In our wedding ceremony, the officiant spoke of the three elements of our union: my husband, our marriage and me. She talked about how we were two complete individuals coming together to create something distinct—a new entity. We had discussed this concept with the minister before the wedding, and she was able to write beautiful prose around our desire to avoid the two halves of a whole trope. I'd been to weddings where that was the theme—where the bride or groom represented the "missing puzzle piece" for the other, like the lyrics of that simpering Katy Perry song about being a teenage dream. I'd also read about this approach to love relationships in the historical romance novels of my youth in the 1980s. In those early bodice rippers, the hero and heroine were always two peas in a pod, two sides of the same coin, an incomplete soul waiting for its other half. Gag me.
My husband, good man that he is, would never introduce me as his better half. The way I figure it, if I'm only half a person waiting to become whole through the addition of another, the half I'm likely to be is the good part—after all, who would want me (or anyone) if they represent the half that lives in shadow? No one, that's who. So if I'm half a person representing the good stuff, then when I come together with He Who Shall Complete Me, we're gonna generate shadows, not light.

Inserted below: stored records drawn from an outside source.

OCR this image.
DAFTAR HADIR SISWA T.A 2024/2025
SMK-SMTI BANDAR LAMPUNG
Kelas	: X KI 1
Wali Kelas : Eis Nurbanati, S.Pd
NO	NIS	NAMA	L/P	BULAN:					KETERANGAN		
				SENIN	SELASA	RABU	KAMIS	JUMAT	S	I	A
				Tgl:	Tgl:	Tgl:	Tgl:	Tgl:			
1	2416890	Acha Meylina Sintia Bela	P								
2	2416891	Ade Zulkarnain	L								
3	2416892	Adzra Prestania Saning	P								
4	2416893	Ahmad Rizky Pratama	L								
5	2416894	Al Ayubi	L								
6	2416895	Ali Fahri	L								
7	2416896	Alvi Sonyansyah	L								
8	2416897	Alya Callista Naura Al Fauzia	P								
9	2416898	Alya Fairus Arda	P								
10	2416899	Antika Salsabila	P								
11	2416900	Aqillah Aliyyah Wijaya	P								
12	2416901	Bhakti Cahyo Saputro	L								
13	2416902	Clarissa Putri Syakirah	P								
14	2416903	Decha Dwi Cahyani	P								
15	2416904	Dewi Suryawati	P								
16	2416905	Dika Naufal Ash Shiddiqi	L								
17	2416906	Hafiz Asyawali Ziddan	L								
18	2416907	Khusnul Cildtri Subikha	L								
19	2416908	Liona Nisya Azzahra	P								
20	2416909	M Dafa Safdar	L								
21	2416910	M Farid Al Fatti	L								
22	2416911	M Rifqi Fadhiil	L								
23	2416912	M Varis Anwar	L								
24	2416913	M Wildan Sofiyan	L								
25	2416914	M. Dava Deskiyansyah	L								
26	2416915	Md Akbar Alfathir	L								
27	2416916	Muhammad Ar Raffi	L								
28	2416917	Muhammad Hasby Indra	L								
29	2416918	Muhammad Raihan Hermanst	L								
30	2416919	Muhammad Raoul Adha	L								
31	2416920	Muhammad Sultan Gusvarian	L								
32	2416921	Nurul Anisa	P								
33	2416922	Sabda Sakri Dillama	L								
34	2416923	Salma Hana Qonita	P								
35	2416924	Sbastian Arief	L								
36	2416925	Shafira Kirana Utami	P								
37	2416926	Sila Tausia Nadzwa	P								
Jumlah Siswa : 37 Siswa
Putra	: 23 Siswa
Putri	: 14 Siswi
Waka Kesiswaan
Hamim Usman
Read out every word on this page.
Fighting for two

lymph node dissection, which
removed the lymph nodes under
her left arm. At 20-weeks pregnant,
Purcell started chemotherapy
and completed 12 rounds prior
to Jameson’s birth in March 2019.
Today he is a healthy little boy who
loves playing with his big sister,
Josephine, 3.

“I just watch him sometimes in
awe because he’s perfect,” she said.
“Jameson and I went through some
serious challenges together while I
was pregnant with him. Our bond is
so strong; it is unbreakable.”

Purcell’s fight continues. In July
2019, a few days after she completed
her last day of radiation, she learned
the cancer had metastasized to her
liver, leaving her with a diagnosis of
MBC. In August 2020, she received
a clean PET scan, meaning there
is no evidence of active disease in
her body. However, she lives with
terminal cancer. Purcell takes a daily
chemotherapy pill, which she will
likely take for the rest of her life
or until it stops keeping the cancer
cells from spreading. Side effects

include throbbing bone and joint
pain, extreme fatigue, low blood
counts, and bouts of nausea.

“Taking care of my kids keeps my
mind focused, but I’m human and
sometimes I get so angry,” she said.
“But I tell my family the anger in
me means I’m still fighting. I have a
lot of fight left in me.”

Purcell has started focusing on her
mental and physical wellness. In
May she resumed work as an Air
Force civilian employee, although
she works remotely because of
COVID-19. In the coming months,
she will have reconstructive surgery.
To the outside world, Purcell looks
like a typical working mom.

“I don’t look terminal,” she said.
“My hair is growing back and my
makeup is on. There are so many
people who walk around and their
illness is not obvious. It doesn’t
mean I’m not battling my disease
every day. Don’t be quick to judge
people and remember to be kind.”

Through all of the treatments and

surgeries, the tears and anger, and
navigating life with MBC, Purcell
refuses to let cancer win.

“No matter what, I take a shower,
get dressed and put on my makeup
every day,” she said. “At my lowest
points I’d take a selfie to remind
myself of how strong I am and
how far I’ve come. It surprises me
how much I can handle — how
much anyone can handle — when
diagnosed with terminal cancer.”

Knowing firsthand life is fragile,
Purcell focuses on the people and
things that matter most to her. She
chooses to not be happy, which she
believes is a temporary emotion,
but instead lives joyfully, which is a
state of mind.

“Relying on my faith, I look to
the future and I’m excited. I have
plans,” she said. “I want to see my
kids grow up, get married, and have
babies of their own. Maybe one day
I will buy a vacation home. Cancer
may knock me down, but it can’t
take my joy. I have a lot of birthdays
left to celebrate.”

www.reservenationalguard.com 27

Instead, when I was at the point where I was open to a lifetime partnership, I was looking for someone who would intensify my light and my strengths but also be able to live with my darkness and weaknesses. After all, the advice I give to all couples thinking about marriage is this: take your intended's worst qualities, magnify them 1000 times, and decide if you can live with what that looks like, it's a good match. Because if you're going in with the hope of change, as they say in my hometown, fuggedaboutit.
So for me, and for the fantasy fictional couples I love, we're working on it. All of it. Making sure all of me loves all of my mate and vice versa. It's the work of a lifetime, and a labor of love. We have to take the dark with the light, the beast with the beauty, the good with the bad. Whatever the case, I'll take it all.